(1814?–1889), teacher, author, and rabbi. Izaak Kramsztyk was a leading figure in the period of Jewish–Polish rapprochement in the 1860s and in the movement for religious reform. The son of a merchant and prominent member of the Jewish community of the Warsaw suburb of Praga, Kramsztyk hailed from a family with deep rabbinic roots. After receiving a traditional education, he decided, against his parents’ wishes, to attend the rabbinical seminary that had been founded in Warsaw in 1826. He stayed on at this school as a Talmud instructor from 1837 until its close in 1863. In keeping with the spirit of reform and acculturation, he conducted his lessons in Polish and, in 1852, became the first rabbi to preach in that language in a Jewish house of worship in Warsaw—the so-called “Polish” synagogue on Nalewki Street.

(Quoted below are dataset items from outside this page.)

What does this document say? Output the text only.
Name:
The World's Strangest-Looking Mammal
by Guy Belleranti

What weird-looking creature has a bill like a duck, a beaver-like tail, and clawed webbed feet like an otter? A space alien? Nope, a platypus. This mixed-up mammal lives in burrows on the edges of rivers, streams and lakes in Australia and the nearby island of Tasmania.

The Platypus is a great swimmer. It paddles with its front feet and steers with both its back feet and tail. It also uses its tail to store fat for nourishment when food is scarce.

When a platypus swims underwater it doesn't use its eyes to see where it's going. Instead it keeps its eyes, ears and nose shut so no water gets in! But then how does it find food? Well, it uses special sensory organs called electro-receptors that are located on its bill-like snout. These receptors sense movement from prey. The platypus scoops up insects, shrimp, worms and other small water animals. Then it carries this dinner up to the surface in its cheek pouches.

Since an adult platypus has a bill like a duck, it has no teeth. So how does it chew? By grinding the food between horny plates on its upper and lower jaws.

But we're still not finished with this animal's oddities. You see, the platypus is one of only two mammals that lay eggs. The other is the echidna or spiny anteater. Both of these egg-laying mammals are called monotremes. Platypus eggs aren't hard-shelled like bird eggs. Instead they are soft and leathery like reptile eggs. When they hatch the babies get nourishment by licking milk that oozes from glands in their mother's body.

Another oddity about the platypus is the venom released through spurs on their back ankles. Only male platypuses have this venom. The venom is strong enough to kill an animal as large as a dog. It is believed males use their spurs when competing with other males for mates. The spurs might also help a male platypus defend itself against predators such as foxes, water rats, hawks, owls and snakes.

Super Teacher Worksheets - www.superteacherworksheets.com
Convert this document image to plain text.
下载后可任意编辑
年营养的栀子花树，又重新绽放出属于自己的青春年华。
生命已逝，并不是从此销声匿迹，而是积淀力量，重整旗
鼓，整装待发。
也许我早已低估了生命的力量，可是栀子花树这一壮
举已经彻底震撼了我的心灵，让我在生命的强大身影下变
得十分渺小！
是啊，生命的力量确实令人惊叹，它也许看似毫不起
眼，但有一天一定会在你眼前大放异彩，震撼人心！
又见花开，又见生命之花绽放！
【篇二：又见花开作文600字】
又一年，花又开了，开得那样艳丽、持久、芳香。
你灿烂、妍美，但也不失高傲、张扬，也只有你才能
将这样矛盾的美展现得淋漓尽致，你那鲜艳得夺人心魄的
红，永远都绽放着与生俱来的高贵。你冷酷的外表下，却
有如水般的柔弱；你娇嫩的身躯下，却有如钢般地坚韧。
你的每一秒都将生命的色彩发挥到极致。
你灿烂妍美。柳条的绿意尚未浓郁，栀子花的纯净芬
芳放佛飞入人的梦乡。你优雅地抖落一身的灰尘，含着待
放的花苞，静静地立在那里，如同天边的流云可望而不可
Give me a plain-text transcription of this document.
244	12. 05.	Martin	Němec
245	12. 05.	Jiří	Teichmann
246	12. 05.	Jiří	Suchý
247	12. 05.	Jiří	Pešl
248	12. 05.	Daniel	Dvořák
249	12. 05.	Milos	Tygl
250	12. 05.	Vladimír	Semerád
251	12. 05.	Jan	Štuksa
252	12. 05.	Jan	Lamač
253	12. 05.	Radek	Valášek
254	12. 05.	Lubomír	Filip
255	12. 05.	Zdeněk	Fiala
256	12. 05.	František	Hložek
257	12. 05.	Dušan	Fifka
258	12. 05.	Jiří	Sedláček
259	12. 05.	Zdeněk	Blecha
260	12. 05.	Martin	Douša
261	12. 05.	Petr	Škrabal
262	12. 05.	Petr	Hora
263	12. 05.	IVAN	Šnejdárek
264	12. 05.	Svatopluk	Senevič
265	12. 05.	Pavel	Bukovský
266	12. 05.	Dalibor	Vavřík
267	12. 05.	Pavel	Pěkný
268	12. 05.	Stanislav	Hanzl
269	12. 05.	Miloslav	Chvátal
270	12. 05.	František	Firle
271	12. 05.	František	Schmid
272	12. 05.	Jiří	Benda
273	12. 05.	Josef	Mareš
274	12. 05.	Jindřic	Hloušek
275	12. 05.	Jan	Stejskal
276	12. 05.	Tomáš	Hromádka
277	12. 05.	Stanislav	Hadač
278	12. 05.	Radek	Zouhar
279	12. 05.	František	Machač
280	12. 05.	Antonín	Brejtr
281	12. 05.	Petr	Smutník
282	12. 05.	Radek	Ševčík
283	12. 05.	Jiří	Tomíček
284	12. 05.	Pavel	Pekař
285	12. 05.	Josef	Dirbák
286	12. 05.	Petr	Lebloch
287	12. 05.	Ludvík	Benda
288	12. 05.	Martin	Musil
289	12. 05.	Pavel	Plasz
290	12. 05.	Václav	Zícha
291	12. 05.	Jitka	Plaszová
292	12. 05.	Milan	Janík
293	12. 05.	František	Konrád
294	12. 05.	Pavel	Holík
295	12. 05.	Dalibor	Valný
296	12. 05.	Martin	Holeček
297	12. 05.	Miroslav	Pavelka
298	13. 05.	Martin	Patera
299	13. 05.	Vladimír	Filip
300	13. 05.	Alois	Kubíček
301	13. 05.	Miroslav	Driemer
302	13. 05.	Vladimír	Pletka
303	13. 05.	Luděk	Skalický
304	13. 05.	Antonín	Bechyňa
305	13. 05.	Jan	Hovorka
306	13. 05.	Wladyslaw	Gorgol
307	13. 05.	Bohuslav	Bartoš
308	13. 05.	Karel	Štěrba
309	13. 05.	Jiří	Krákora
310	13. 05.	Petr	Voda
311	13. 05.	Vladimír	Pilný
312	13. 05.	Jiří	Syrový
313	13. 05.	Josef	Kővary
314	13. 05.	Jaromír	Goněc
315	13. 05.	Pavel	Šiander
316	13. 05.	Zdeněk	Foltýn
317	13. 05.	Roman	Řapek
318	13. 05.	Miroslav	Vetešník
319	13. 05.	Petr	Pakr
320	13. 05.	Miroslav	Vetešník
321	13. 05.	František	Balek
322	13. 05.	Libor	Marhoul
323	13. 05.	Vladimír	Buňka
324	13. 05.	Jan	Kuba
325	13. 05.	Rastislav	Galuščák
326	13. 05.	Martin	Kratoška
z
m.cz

In the period before the uprising in January 1863, Kramsztyk was a prominent sympathizer within the Polish independence movement. He was arrested in 1861, with Dov Berush Meisels, chief rabbi of the Warsaw community, and Markus Jastrow, rabbi of the first reform synagogue, for having supported the closure of Warsaw synagogues out of solidarity with Catholic churches vandalized by Russian troops. Kramsztyk was subsequently exiled for half a year to Bobruisk in Lithuania. After his return, he served under Aleksander Wielopolski, head of civil administration in Poland, writing reports on Jewish educational reform. Due to Kramsztyk’s continuing support of the Polish independence movement, he was exiled once again—this time for an extended period (1863–1867) in Siberia—after the crushing of the January uprising. Because of his political views, he was forbidden to work as a rabbi or teacher upon his return to Warsaw.
Kramsztyk also established a reputation as a writer and translator. In 1856, he published Kazania (Sermons), his first volume of sermons in Polish. His other works included O Talmudzie (1872), a translation of Emanuel Oscar Menaḥem Deutsch’s work on the Talmud; the moral-theological text ‘Amude ha-dat ve-yesode ha-musar (Pillars of Faith and Foundations of Morality; 1872), and a translation into Polish of the biblical book of Psalms (Przypowieści Salomona; 1872). After a long illness, Kramsztyk died in Warsaw in 1889. A further collection of his sermons, Kazania Izaaka Kramsztyka, appeared posthumously in 1892. Many of his children, who belonged to the acculturated Jewish bourgeoisie of Warsaw, attained high positions, both within the Jewish community and in the city as a whole.
Jacob Shatzky, Geshikhte fun yidn in Varshe, vols. 2–3 (New York, 1948–1953); Z dziejów Gminy starozakonnych w Warszawie (1907; rpt., Warsaw, 1983), pp. 80–83.